When we wrote in April about Tony La Russa’s newfound penchant for strategic, sometimes en masse, late-inning defensive substitutions — we called them "fielding saves — we had no idea how regular the practice would become. Here we are nigh on July and TLR hasn’t slowed down, sending reinforcements into the infield and upgrading his outfield around the eighth inning. A big reason is that Skip "Howie Shanks" Schumaker is still playing nearly every day at second base, which, other than Chris Duncan actually being healthy enough to swing a bat (to say nothing of his .345 OBP — third-best on the club), is probably the most unlikely happenstance of the season.

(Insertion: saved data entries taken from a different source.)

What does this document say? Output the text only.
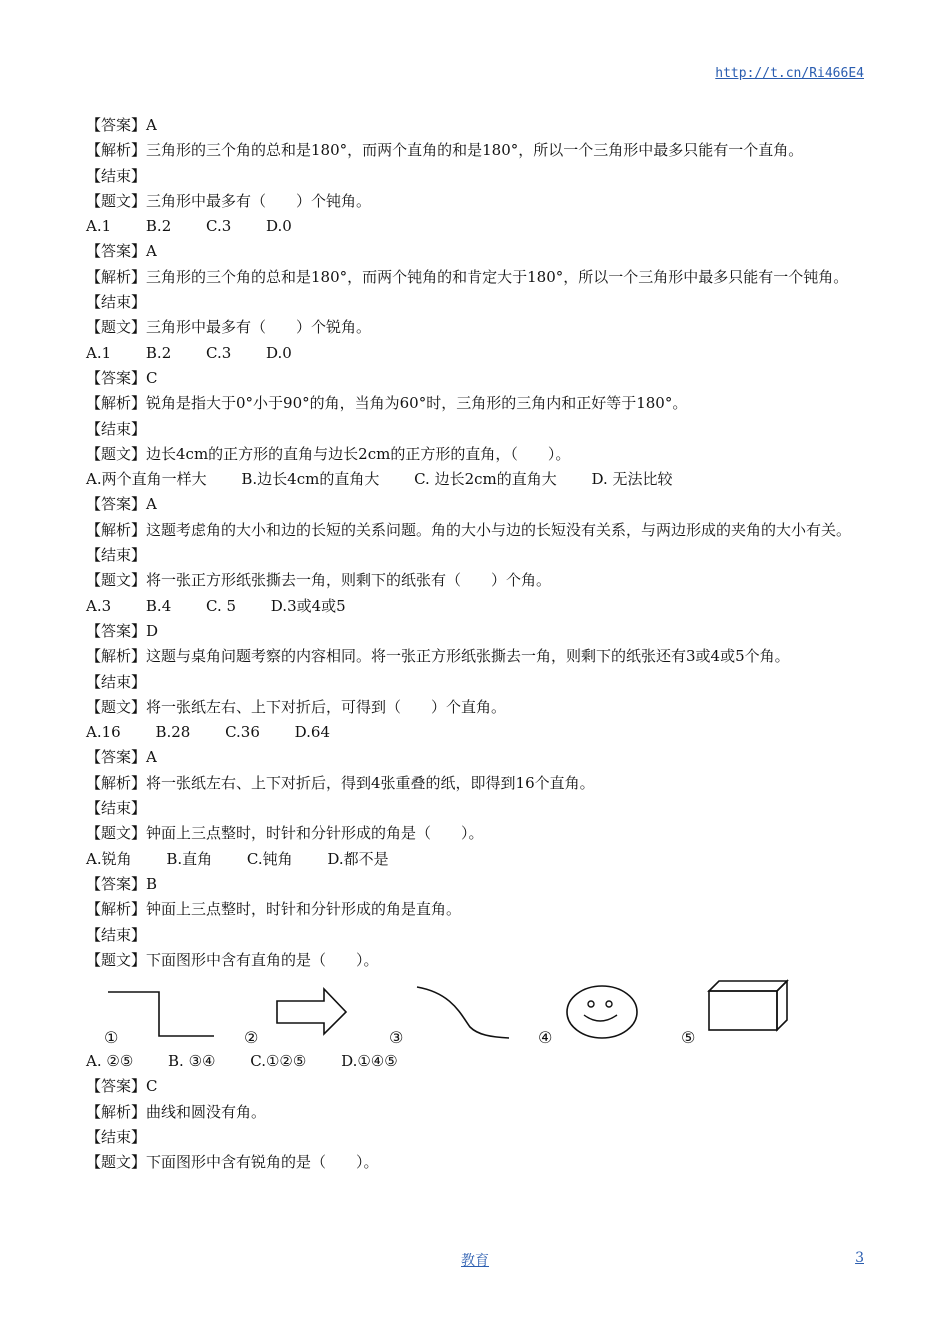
http://t.cn/Ri466E4
【答案】A
【解析】三角形的三个角的总和是180°，而两个直角的和是180°，所以一个三角形中最多只能有一个直角。
【结束】
【题文】三角形中最多有（　　）个钝角。
A.1　　 B.2　　 C.3　　 D.0
【答案】A
【解析】三角形的三个角的总和是180°，而两个钝角的和肯定大于180°，所以一个三角形中最多只能有一个钝角。
【结束】
【题文】三角形中最多有（　　）个锐角。
A.1　　 B.2　　 C.3　　 D.0
【答案】C
【解析】锐角是指大于0°小于90°的角，当角为60°时，三角形的三角内和正好等于180°。
【结束】
【题文】边长4cm的正方形的直角与边长2cm的正方形的直角，（　　）。
A.两个直角一样大　　 B.边长4cm的直角大　　 C. 边长2cm的直角大　　 D. 无法比较
【答案】A
【解析】这题考虑角的大小和边的长短的关系问题。角的大小与边的长短没有关系，与两边形成的夹角的大小有关。
【结束】
【题文】将一张正方形纸张撕去一角，则剩下的纸张有（　　）个角。
A.3　　 B.4　　 C. 5　　 D.3或4或5
【答案】D
【解析】这题与桌角问题考察的内容相同。将一张正方形纸张撕去一角，则剩下的纸张还有3或4或5个角。
【结束】
【题文】将一张纸左右、上下对折后，可得到（　　）个直角。
A.16　　 B.28　　 C.36　　 D.64
【答案】A
【解析】将一张纸左右、上下对折后，得到4张重叠的纸，即得到16个直角。
【结束】
【题文】钟面上三点整时，时针和分针形成的角是（　　）。
A.锐角　　 B.直角　　 C.钝角　　 D.都不是
【答案】B
【解析】钟面上三点整时，时针和分针形成的角是直角。
【结束】
【题文】下面图形中含有直角的是（　　）。
①	②	③	④	⑤
A. ②⑤　　 B. ③④　　 C.①②⑤　　 D.①④⑤
【答案】C
【解析】曲线和圆没有角。
【结束】
【题文】下面图形中含有锐角的是（　　）。
教育	3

That means he can easily spell the less nimble (but, in our opinion, more adept that given credit) Duncan in left field, opening a role for the team’s more defensively inclined infielders, like Brian Barden and Joe Thurston to slide to his natural second base spot.

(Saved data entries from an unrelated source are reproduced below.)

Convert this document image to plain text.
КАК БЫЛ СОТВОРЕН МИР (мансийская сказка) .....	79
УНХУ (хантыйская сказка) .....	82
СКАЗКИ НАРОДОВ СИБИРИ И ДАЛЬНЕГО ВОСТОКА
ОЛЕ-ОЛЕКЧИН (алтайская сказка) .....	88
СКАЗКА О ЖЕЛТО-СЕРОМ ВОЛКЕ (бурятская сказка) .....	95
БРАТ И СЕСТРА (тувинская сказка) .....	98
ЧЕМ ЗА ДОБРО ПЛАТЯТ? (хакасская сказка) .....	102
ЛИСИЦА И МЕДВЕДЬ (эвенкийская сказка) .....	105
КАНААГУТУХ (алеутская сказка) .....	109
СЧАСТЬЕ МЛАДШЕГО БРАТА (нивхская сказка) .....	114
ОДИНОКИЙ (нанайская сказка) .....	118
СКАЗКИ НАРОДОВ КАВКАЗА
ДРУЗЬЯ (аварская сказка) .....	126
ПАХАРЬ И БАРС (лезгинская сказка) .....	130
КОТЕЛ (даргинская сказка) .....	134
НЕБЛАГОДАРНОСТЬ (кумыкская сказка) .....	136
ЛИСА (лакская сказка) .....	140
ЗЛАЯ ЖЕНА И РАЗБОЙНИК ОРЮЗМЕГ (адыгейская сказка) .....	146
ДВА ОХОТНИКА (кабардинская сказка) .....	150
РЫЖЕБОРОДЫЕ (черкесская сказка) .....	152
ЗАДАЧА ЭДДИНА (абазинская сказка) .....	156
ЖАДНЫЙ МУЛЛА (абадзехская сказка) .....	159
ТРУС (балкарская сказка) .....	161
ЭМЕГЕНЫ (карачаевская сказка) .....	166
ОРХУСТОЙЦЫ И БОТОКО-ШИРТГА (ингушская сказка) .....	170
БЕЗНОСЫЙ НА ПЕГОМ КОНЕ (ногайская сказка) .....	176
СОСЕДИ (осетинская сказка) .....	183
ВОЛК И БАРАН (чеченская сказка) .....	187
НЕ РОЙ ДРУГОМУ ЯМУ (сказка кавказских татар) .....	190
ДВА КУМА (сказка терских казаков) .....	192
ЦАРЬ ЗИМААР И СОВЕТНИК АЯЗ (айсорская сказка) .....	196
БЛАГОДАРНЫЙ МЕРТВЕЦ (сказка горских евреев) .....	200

Tthe rules for a fielding save are:
- Player cannot be a starter at the position where he finishes
- Player must be in the field for the team’s final defensive out
- Player must enter the game with a tie or lead when he begins fielding (e.g., he can PH or PR then move to the field)

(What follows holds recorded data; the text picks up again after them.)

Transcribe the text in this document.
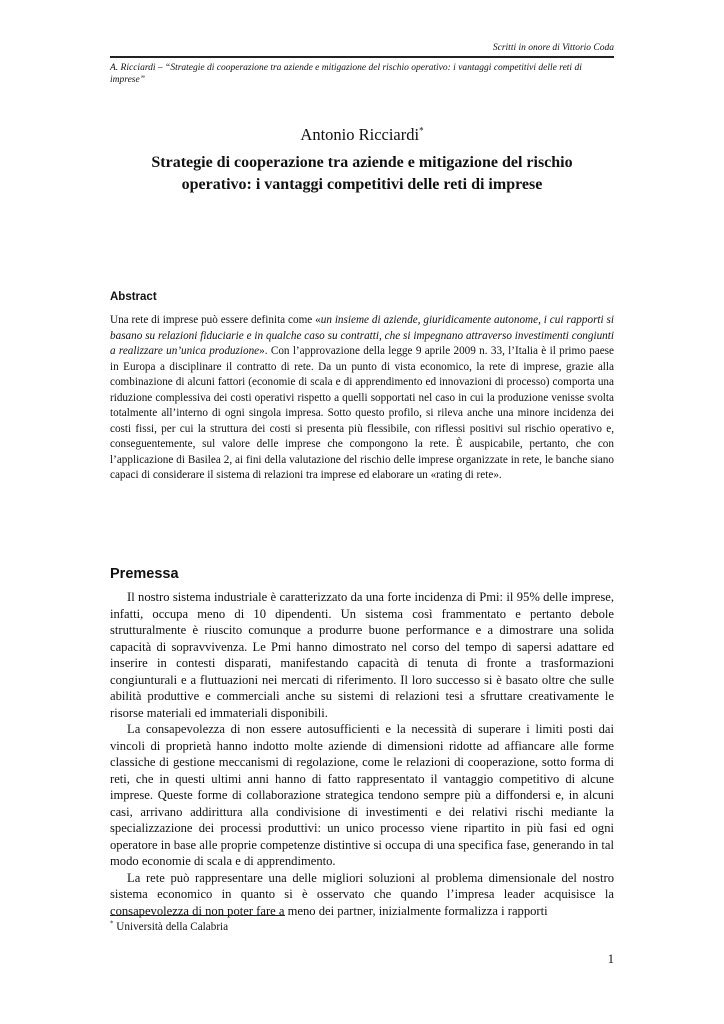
Scritti in onore di Vittorio Coda
A. Ricciardi – “Strategie di cooperazione tra aziende e mitigazione del rischio operativo: i vantaggi competitivi delle reti di imprese”
Antonio Ricciardi*
Strategie di cooperazione tra aziende e mitigazione del rischio operativo: i vantaggi competitivi delle reti di imprese
Abstract
Una rete di imprese può essere definita come «un insieme di aziende, giuridicamente autonome, i cui rapporti si basano su relazioni fiduciarie e in qualche caso su contratti, che si impegnano attraverso investimenti congiunti a realizzare un’unica produzione». Con l’approvazione della legge 9 aprile 2009 n. 33, l’Italia è il primo paese in Europa a disciplinare il contratto di rete. Da un punto di vista economico, la rete di imprese, grazie alla combinazione di alcuni fattori (economie di scala e di apprendimento ed innovazioni di processo) comporta una riduzione complessiva dei costi operativi rispetto a quelli sopportati nel caso in cui la produzione venisse svolta totalmente all’interno di ogni singola impresa. Sotto questo profilo, si rileva anche una minore incidenza dei costi fissi, per cui la struttura dei costi si presenta più flessibile, con riflessi positivi sul rischio operativo e, conseguentemente, sul valore delle imprese che compongono la rete. È auspicabile, pertanto, che con l’applicazione di Basilea 2, ai fini della valutazione del rischio delle imprese organizzate in rete, le banche siano capaci di considerare il sistema di relazioni tra imprese ed elaborare un «rating di rete».
Premessa

Il nostro sistema industriale è caratterizzato da una forte incidenza di Pmi: il 95% delle imprese, infatti, occupa meno di 10 dipendenti. Un sistema così frammentato e pertanto debole strutturalmente è riuscito comunque a produrre buone performance e a dimostrare una solida capacità di sopravvivenza. Le Pmi hanno dimostrato nel corso del tempo di sapersi adattare ed inserire in contesti disparati, manifestando capacità di tenuta di fronte a trasformazioni congiunturali e a fluttuazioni nei mercati di riferimento. Il loro successo si è basato oltre che sulle abilità produttive e commerciali anche su sistemi di relazioni tesi a sfruttare creativamente le risorse materiali ed immateriali disponibili.

La consapevolezza di non essere autosufficienti e la necessità di superare i limiti posti dai vincoli di proprietà hanno indotto molte aziende di dimensioni ridotte ad affiancare alle forme classiche di gestione meccanismi di regolazione, come le relazioni di cooperazione, sotto forma di reti, che in questi ultimi anni hanno di fatto rappresentato il vantaggio competitivo di alcune imprese. Queste forme di collaborazione strategica tendono sempre più a diffondersi e, in alcuni casi, arrivano addirittura alla condivisione di investimenti e dei relativi rischi mediante la specializzazione dei processi produttivi: un unico processo viene ripartito in più fasi ed ogni operatore in base alle proprie competenze distintive si occupa di una specifica fase, generando in tal modo economie di scala e di apprendimento.

La rete può rappresentare una delle migliori soluzioni al problema dimensionale del nostro sistema economico in quanto si è osservato che quando l’impresa leader acquisisce la consapevolezza di non poter fare a meno dei partner, inizialmente formalizza i rapporti

* Università della Calabria
1
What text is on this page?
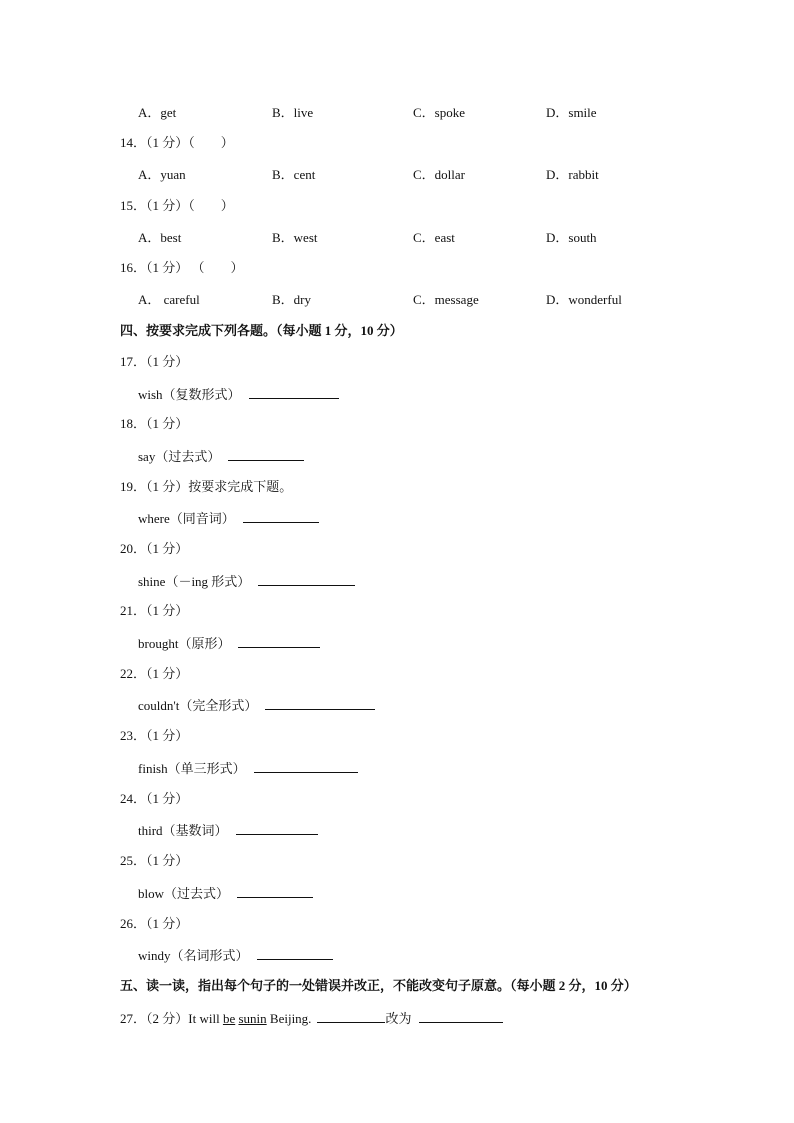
A．get	B．live	C．spoke	D．smile
14．（1 分）（　　）
A．yuan	B．cent	C．dollar	D．rabbit
15．（1 分）（　　）
A．best	B．west	C．east	D．south
16．（1 分） （　　）
A． careful	B．dry	C．message	D．wonderful
四、按要求完成下列各题。（每小题 1 分，10 分）
17．（1 分）
wish（复数形式）
18．（1 分）
say（过去式）
19．（1 分）按要求完成下题。
where（同音词）
20．（1 分）
shine（－ing 形式）
21．（1 分）
brought（原形）
22．（1 分）
couldn't（完全形式）
23．（1 分）
finish（单三形式）
24．（1 分）
third（基数词）
25．（1 分）
blow（过去式）
26．（1 分）
windy（名词形式）
五、读一读，指出每个句子的一处错误并改正，不能改变句子原意。（每小题 2 分，10 分）
27．（2 分）It will be sunin Beijing.	改为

- Player must not commit an error at the new defensive position
As you might have noticed, a player can be credited with a fielding save regardless of the margin of the lead (unlike pitching saves), but in practice the Cardinals have had leads of more than four in only four of the 41 games in which they’ve tallied fielding saves.
So who has the most fielding saves and fielding save attempts so far?
Of the 67 games that the Cardinals have played, Skip Schumaker has attempted a fielding save in nearly half (33). And he’s been reliable in his old outfield spot (where he usually transfers), converting 32 of thost attempts (he made an error against the Cubs April 24). Joe Thurston and Barden, who typically join Schumaker in the deployment, account for the majority of the rest of the team’s fielding saves.
By now, we have a decent-enough sample to see if the strategy is paying off. By our count, the late shift has made only three errors. But errors are of course too blunt an object to measure fielding with, so let’s turn to Defensive-Efficiency Rate, the rate at which a defense turns batted balls into outs. Let’s break it down by thirds of the game — innings 1-3, 4-6 and 7-9:
The numbers are rough, since we had to hack the errors part of the equation (if anyone knows of a place to find fielding splits, please let us know), and since this data includes all games, not merely the ones in which a fielding save was in play. Still, it indicates that the team’s defense in late innings is more formidable than earlier in the game. Is it due to the practice of fielding saves? We’d say probably in no small part. Know, too, that La Russa has inserted his "hands" players when the team has been down a run, too, so those don’t show up based on our rules. We’d like to see the practice continue — not only is it fun to score, it also appears to have a salutary effect on the team’s ability to finish strong in close games.